Multiple scleosis and dating
Examination of the demyelinating lesions in the spinal cord and brain of patients with MS shows myelin loss, destruction of oligodendrocytes, and reactive astrogliosis, often with relative sparing of the axon cylinder.The location of lesions in the CNS usually dictates the type of clinical deficit that results.The T cell receptor recognizes antigen in the context of human leukocyte antigen molecule presentation and also requires a second event (ie, co-stimulatory signal via the B7-CD28 pathway, not shown) for T cell activation to occur.Activated microglia may release free radicals, nitric oxide, and proteases that may contribute to tissue damage.Antibodies against myelin also may be generated in the periphery or intrathecally.Ongoing inflammation leads to epitope spread and recruitment of other inflammatory cells (ie, bystander activation).For example, MS must be distinguished from other neuroinflammatory disorders (see DDx.) Treatment consists of immunomodulatory therapy for the underlying immune disorder and management of symptoms, as well as nonpharmacologic treatments, such as physical and occupational therapy (see Treatment).

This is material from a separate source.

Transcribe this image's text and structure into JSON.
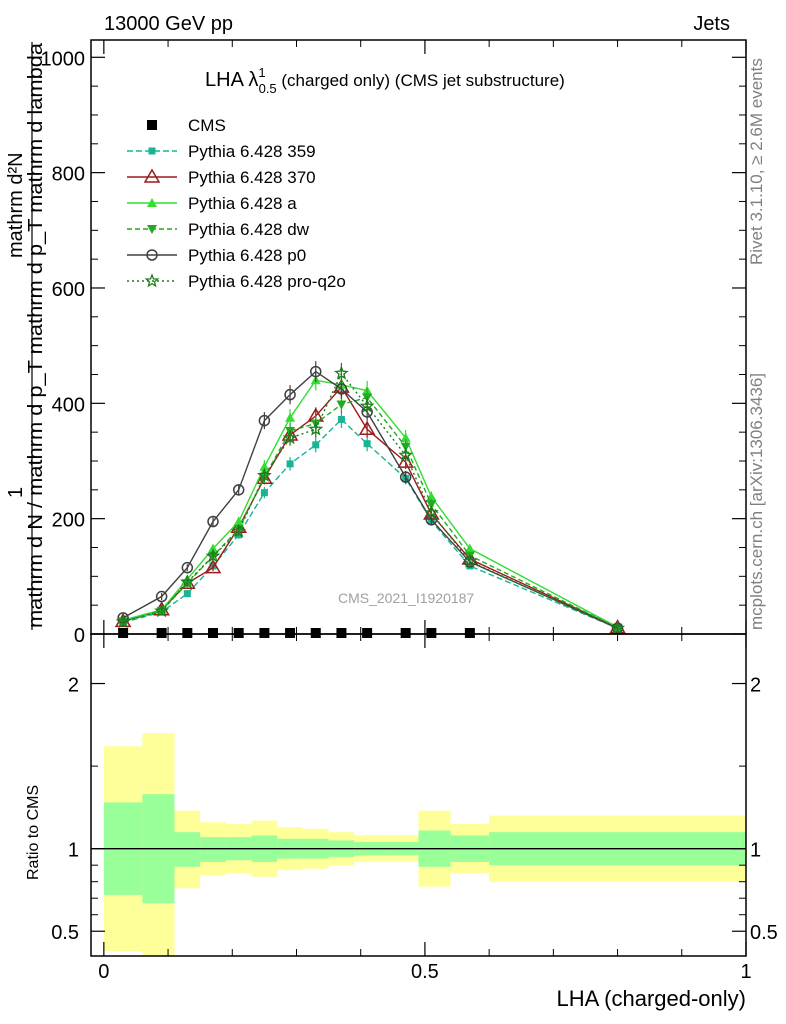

(See Workup.) Traditionally, MS could not be diagnosed after only a single symptomatic episode, as diagnosis required the occurrence of repeat clinical attacks suggesting the appearance of lesions separated in time and space; however, recent guidelines allow diagnosis of MS even with a first clinical episode as long as ancillary tests support separation of lesions in time or space.Loss of myelin is demonstrated in this chronic plaque.Note that absence of inflammation may be demonstrated at the edge of chronic lesions.A common misconception is that any attack of CNS demyelination means a diagnosis of acute MS.When a patient has a first attack of demyelination, the physician should not rush to diagnose MS, because the differential diagnosis includes a number of other diseases.